Die Scythe Slipstream Slim hatte ich auch schon entdeckt, dann wirds halt nix mit einem blauen wenn nicht noch ein wunder passiert...trotzdem Dankeschön euch beiden !


----------



## Dr Bakterius (22. November 2010)

*AW: Suche Slim Lüfter 120x120x15 blau leuchtend*

Hatte noch mal eine andere Quelle durchforstet, aber selbst dort gibt es nur den Scythe. Es ist halt ein Nischenprodukt, und dafür lohnt sich kein Modding. Wo soll der genau rein, vielleicht gibt es ja eine andere Möglichkeit?


----------



## Carazza (22. November 2010)

*AW: Suche Slim Lüfter 120x120x15 blau leuchtend*

Der kommt in ein Silverstone tj10. Habe vor einen single Radi an die Rückseite zu schrauben,da wo normal nur ein 120er Lüfter sitzt. Der Radi hat 30mm, bleiben also noch 15mm bis zum Seitenfenster.
Wäre  schön wenn ich das passend machen könnte.


----------



## Dr Bakterius (22. November 2010)

*AW: Suche Slim Lüfter 120x120x15 blau leuchtend*

Also geht es dir nur darum das die Kombi nicht in das Fenster hineinragt?


----------



## Carazza (22. November 2010)

*AW: Suche Slim Lüfter 120x120x15 blau leuchtend*

100 Punkte für den Kandidaten !


----------



## Dr Bakterius (22. November 2010)

*AW: Suche Slim Lüfter 120x120x15 blau leuchtend*

Wenn man entsprechend begabt wäre könnte man den Scythe zb in Silber lacken und selbst LED´s verbauen? Für die 100 Punkte nehme ich Tor 3 und den Zonk


----------



## Carazza (22. November 2010)

*AW: Suche Slim Lüfter 120x120x15 blau leuchtend*

Warte doch erst bis das Tor 3 aufgeht, warum gleich den ZONK ?

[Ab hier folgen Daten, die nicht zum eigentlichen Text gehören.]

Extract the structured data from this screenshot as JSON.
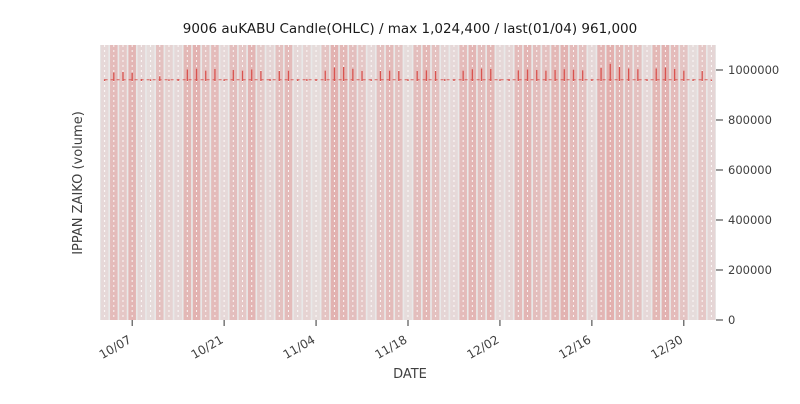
{
  "title": "9006 auKABU Candle(OHLC) / max 1,024,400 / last(01/04) 961,000",
  "axes": {
    "xlabel": "DATE",
    "ylabel": "IPPAN ZAIKO (volume)",
    "ytick_labels": [
      "0",
      "200000",
      "400000",
      "600000",
      "800000",
      "1000000"
    ],
    "ytick_values": [
      0,
      200000,
      400000,
      600000,
      800000,
      1000000
    ],
    "xtick_labels": [
      "10/07",
      "10/21",
      "11/04",
      "11/18",
      "12/02",
      "12/16",
      "12/30"
    ],
    "xtick_indices": [
      3,
      13,
      23,
      33,
      43,
      53,
      63
    ],
    "ylim": [
      0,
      1100000
    ]
  },
  "colors": {
    "candle": "#d9534f",
    "volume_fill": "#d9534f",
    "plot_bg": "#e8e8e8",
    "grid": "#ffffff",
    "text": "#404040",
    "title_text": "#1a1a1a",
    "tick": "#333333"
  },
  "chart_data": {
    "type": "candlestick",
    "title": "9006 auKABU Candle(OHLC) / max 1,024,400 / last(01/04) 961,000",
    "xlabel": "DATE",
    "ylabel": "IPPAN ZAIKO (volume)",
    "max_value": 1024400,
    "last": {
      "date": "01/04",
      "close": 961000
    },
    "open_all": 961000,
    "low_all": 956000,
    "close_all": 961000,
    "dates": [
      "10/04",
      "10/05",
      "10/06",
      "10/07",
      "10/10",
      "10/11",
      "10/12",
      "10/13",
      "10/14",
      "10/17",
      "10/18",
      "10/19",
      "10/20",
      "10/21",
      "10/24",
      "10/25",
      "10/26",
      "10/27",
      "10/28",
      "10/31",
      "11/01",
      "11/02",
      "11/03",
      "11/04",
      "11/07",
      "11/08",
      "11/09",
      "11/10",
      "11/11",
      "11/14",
      "11/15",
      "11/16",
      "11/17",
      "11/18",
      "11/21",
      "11/22",
      "11/23",
      "11/24",
      "11/25",
      "11/28",
      "11/29",
      "11/30",
      "12/01",
      "12/02",
      "12/05",
      "12/06",
      "12/07",
      "12/08",
      "12/09",
      "12/12",
      "12/13",
      "12/14",
      "12/15",
      "12/16",
      "12/19",
      "12/20",
      "12/21",
      "12/22",
      "12/23",
      "12/26",
      "12/27",
      "12/28",
      "12/29",
      "12/30",
      "01/02",
      "01/03",
      "01/04"
    ],
    "highs": [
      963000,
      990000,
      992000,
      988000,
      964000,
      963000,
      975000,
      963000,
      964000,
      1002000,
      1005000,
      998000,
      1004000,
      963000,
      1000000,
      998000,
      1002000,
      996000,
      964000,
      996000,
      998000,
      963000,
      964000,
      963000,
      998000,
      1010000,
      1012000,
      1005000,
      997000,
      963000,
      996000,
      998000,
      996000,
      963000,
      997000,
      999000,
      996000,
      964000,
      963000,
      998000,
      1003000,
      1006000,
      1004000,
      963000,
      964000,
      999000,
      1002000,
      1000000,
      998000,
      1000000,
      1003000,
      1001000,
      999000,
      963000,
      1008000,
      1024400,
      1012000,
      1006000,
      1003000,
      963000,
      1006000,
      1010000,
      1004000,
      998000,
      963000,
      996000,
      961000
    ],
    "volume_alpha": [
      0.1,
      0.3,
      0.22,
      0.34,
      0.12,
      0.08,
      0.26,
      0.14,
      0.1,
      0.32,
      0.36,
      0.24,
      0.3,
      0.1,
      0.28,
      0.22,
      0.34,
      0.2,
      0.12,
      0.26,
      0.3,
      0.1,
      0.14,
      0.08,
      0.24,
      0.36,
      0.32,
      0.28,
      0.22,
      0.1,
      0.26,
      0.3,
      0.24,
      0.08,
      0.28,
      0.32,
      0.26,
      0.12,
      0.1,
      0.3,
      0.34,
      0.28,
      0.32,
      0.1,
      0.12,
      0.3,
      0.34,
      0.28,
      0.26,
      0.32,
      0.36,
      0.3,
      0.26,
      0.1,
      0.34,
      0.38,
      0.32,
      0.28,
      0.26,
      0.1,
      0.32,
      0.36,
      0.3,
      0.24,
      0.08,
      0.22,
      0.12
    ]
  }
}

Also an der Begabung sollte es nicht scheitern. Risiko etwas zu schrotten ist auch sehr gering da Lüfter nicht besonders viel kosten.
Bleibt noch die Frage ob man so einen Lüfter ausernanderbauen kann um es anständig zu machen und ob er nach dem lacken noch so schön rund läuft.
Ist aufjedenfall eine Überlegung wert.


----------



## Dr Bakterius (22. November 2010)

*AW: Suche Slim Lüfter 120x120x15 blau leuchtend*

Hab was dazu gefunden -> Klick, notfalls mit dem Member mal kontakt aufnehmen


----------



## Uter (22. November 2010)

*AW: Suche Slim Lüfter 120x120x15 blau leuchtend*

Ich würd erst die LEDs einbauen und dann nach Bedarf lackieren. Vielleicht reicht dir ja schon der Effekt der LEDs.


----------



## Rocksteak (22. November 2010)

*AW: Suche Slim Lüfter 120x120x15 blau leuchtend*

Ich habe mal Arctic Cooling F12 Lüfter für den PC meiner Schwester gemoddet, und zwar einfach 3 Löcher in LED-Größe in den Lüfterrahmen gebohrt, im Rahmen innen eine Versenkung zur besseren Verteilung des Lichtes, und anschließend die LEDs von außen nach innen gesteckt, war auch blau und sah sehr schön aus


----------



## Carazza (22. November 2010)

*AW: Suche Slim Lüfter 120x120x15 blau leuchtend*

Ist alles sehr interessant, vom lacken bis zu Led einbau kommt jetzt alles in frage.
Falls ich einen Slim finde der wenigstens schon eine durchsichtige plexi Optik hat, auch ohne blau, dann würde ein led selbstbau auch ohne lacken reichen.
Ansonsten wird der Synth Slim bestellt, und hoffe eben das er gut aussernandergeht zum lacken.

Vielen Dank für die Tipps, denke bekomme das jetzt irgendwie gebacken !


----------



## Dr Bakterius (22. November 2010)

*AW: Suche Slim Lüfter 120x120x15 blau leuchtend*

Als Farbe könnte man Flüssigalu nehmen, wird oft im Heizungsbereich verwendet. Es hat einen leichten Chromeffekt. Ich würde aber nur den Rotor lackieren und den Rest in Schwarz lassen. Nur mal so als Anregung. Tja wegen andere Lüfte rsieht es ja düster aus sonst hätte ich vielleicht einen gefunden. Viel spass beim Modden, ansonsten setze dich mit dem TE aus dem Link in Verbindung.


----------



## Rocksteak (22. November 2010)

*AW: Suche Slim Lüfter 120x120x15 blau leuchtend*

Die Rotorblätter mit Schneeweiß zu lackieren würde auch edel aussehen, nach Möglichkeit aber matt, glänzend sieht billig aus.


----------